Andriy Dubchak was interviewed by Juan Felipe Vélez of The American. Dubchak is a freelance journalist specializing in war issues, who in 2015 founded the media Donbas Frontliner, and right now he is in Ukraine covering the field, in the midst of the invasion ordered by Putin.
Regarding the weapons handed out by the Ukrainian government, and the civilians who are now defending their nation, Andriy has this to say: “Many men and women from the Territorial Defense are ordinary people, with ordinary lives. For example, and you can see it on my Instagram or Facebook, I talked with Julia, who’s just a teacher, and the other woman who is some kind of psychologist. These are people who have taken up arms, and it’s very sad, but all they want is to protect… they want to protect their country, they don’t want to leave it to fucking Putin.”
On the day Juan Felipe interviewed Andriy, in the early hours of 28 February, Kiev had lived through one of the toughest nights since the invasion began. The city, for now, remains under Ukrainian rule, even as Russian troops continue to advance.
“All day long many of us have been hearing sounds of bombing and fighting. Today I was near the Percherska metro station. There was a car bursting into flames and heavy fighting between Ukrainians and Russians, lots of unexploded projectiles on the Russian side. There was a lot of blood and ammunition fragments,” Andriy told The American, and added that the Ukrainians are not ready to lay down their arms and will hold up a strong resistance against the invading army.
There is some uncertainty about what is actually happening on the battlefield.
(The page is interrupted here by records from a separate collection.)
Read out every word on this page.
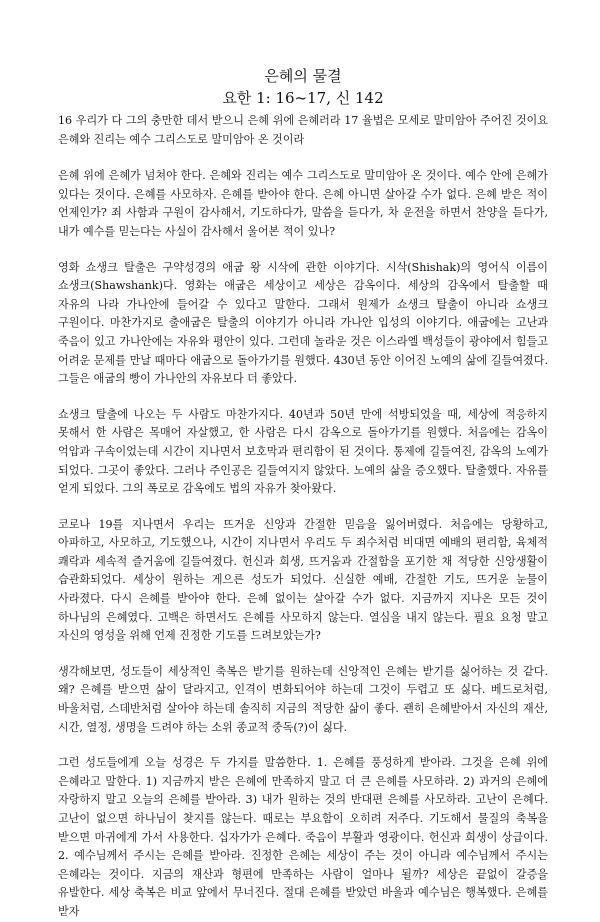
은혜의 물결
요한 1: 16~17, 신 142

16 우리가 다 그의 충만한 데서 받으니 은혜 위에 은혜러라 17 율법은 모세로 말미암아 주어진 것이요 은혜와 진리는 예수 그리스도로 말미암아 온 것이라

은혜 위에 은혜가 넘쳐야 한다. 은혜와 진리는 예수 그리스도로 말미암아 온 것이다. 예수 안에 은혜가 있다는 것이다. 은혜를 사모하자. 은혜를 받아야 한다. 은혜 아니면 살아갈 수가 없다. 은혜 받은 적이 언제인가? 죄 사함과 구원이 감사해서, 기도하다가, 말씀을 듣다가, 차 운전을 하면서 찬양을 듣다가, 내가 예수를 믿는다는 사실이 감사해서 울어본 적이 있나?

영화 쇼생크 탈출은 구약성경의 애굽 왕 시삭에 관한 이야기다. 시삭(Shishak)의 영어식 이름이 쇼생크(Shawshank)다. 영화는 애굽은 세상이고 세상은 감옥이다. 세상의 감옥에서 탈출할 때 자유의 나라 가나안에 들어갈 수 있다고 말한다. 그래서 원제가 쇼생크 탈출이 아니라 쇼생크 구원이다. 마찬가지로 출애굽은 탈출의 이야기가 아니라 가나안 입성의 이야기다. 애굽에는 고난과 죽음이 있고 가나안에는 자유와 평안이 있다. 그런데 놀라운 것은 이스라엘 백성들이 광야에서 힘들고 어려운 문제를 만날 때마다 애굽으로 돌아가기를 원했다. 430년 동안 이어진 노예의 삶에 길들여졌다. 그들은 애굽의 빵이 가나안의 자유보다 더 좋았다.

쇼생크 탈출에 나오는 두 사람도 마찬가지다. 40년과 50년 만에 석방되었을 때, 세상에 적응하지 못해서 한 사람은 목매어 자살했고, 한 사람은 다시 감옥으로 돌아가기를 원했다. 처음에는 감옥이 억압과 구속이었는데 시간이 지나면서 보호막과 편리함이 된 것이다. 통제에 길들여진, 감옥의 노예가 되었다. 그곳이 좋았다. 그러나 주인공은 길들여지지 않았다. 노예의 삶을 증오했다. 탈출했다. 자유를 얻게 되었다. 그의 폭로로 감옥에도 법의 자유가 찾아왔다.

코로나 19를 지나면서 우리는 뜨거운 신앙과 간절한 믿음을 잃어버렸다. 처음에는 당황하고, 아파하고, 사모하고, 기도했으나, 시간이 지나면서 우리도 두 죄수처럼 비대면 예배의 편리함, 육체적 쾌락과 세속적 즐거움에 길들여졌다. 헌신과 희생, 뜨거움과 간절함을 포기한 채 적당한 신앙생활이 습관화되었다. 세상이 원하는 게으른 성도가 되었다. 신실한 예배, 간절한 기도, 뜨거운 눈물이 사라졌다. 다시 은혜를 받아야 한다. 은혜 없이는 살아갈 수가 없다. 지금까지 지나온 모든 것이 하나님의 은혜였다. 고백은 하면서도 은혜를 사모하지 않는다. 열심을 내지 않는다. 필요 요청 말고 자신의 영성을 위해 언제 진정한 기도를 드려보았는가?

생각해보면, 성도들이 세상적인 축복은 받기를 원하는데 신앙적인 은혜는 받기를 싫어하는 것 같다. 왜? 은혜를 받으면 삶이 달라지고, 인격이 변화되어야 하는데 그것이 두렵고 또 싫다. 베드로처럼, 바울처럼, 스데반처럼 살아야 하는데 솔직히 지금의 적당한 삶이 좋다. 괜히 은혜받아서 자신의 재산, 시간, 열정, 생명을 드려야 하는 소위 종교적 중독(?)이 싫다.

그런 성도들에게 오늘 성경은 두 가지를 말씀한다. 1. 은혜를 풍성하게 받아라. 그것을 은혜 위에 은혜라고 말한다. 1) 지금까지 받은 은혜에 만족하지 말고 더 큰 은혜를 사모하라. 2) 과거의 은혜에 자랑하지 말고 오늘의 은혜를 받아라. 3) 내가 원하는 것의 반대편 은혜를 사모하라. 고난이 은혜다. 고난이 없으면 하나님이 찾지를 않는다. 때로는 부요함이 오히려 저주다. 기도해서 물질의 축복을 받으면 마귀에게 가서 사용한다. 십자가가 은혜다. 죽음이 부활과 영광이다. 헌신과 희생이 상급이다. 2. 예수님께서 주시는 은혜를 받아라. 진정한 은혜는 세상이 주는 것이 아니라 예수님께서 주시는 은혜라는 것이다. 지금의 재산과 형편에 만족하는 사람이 얼마나 될까? 세상은 끝없이 갈증을 유발한다. 세상 축복은 비교 앞에서 무너진다. 절대 은혜를 받았던 바울과 예수님은 행복했다. 은혜를 받자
However, what is certain is that this is an unpredictable war. Not even the most experienced will probably know what will happen. Moreover, there is endless information coming from Ukraine that is difficult to verify. Western intelligence, in fact, failed to predict a rapid fall of Kiev. Everything points to the fact that Moscow also missed its calculations.
Yet, not everything is unverified information. There are legitimate stories, told in first person by journalists and civilians. From these stories, captivating and sad, we must hold on to seek the truth.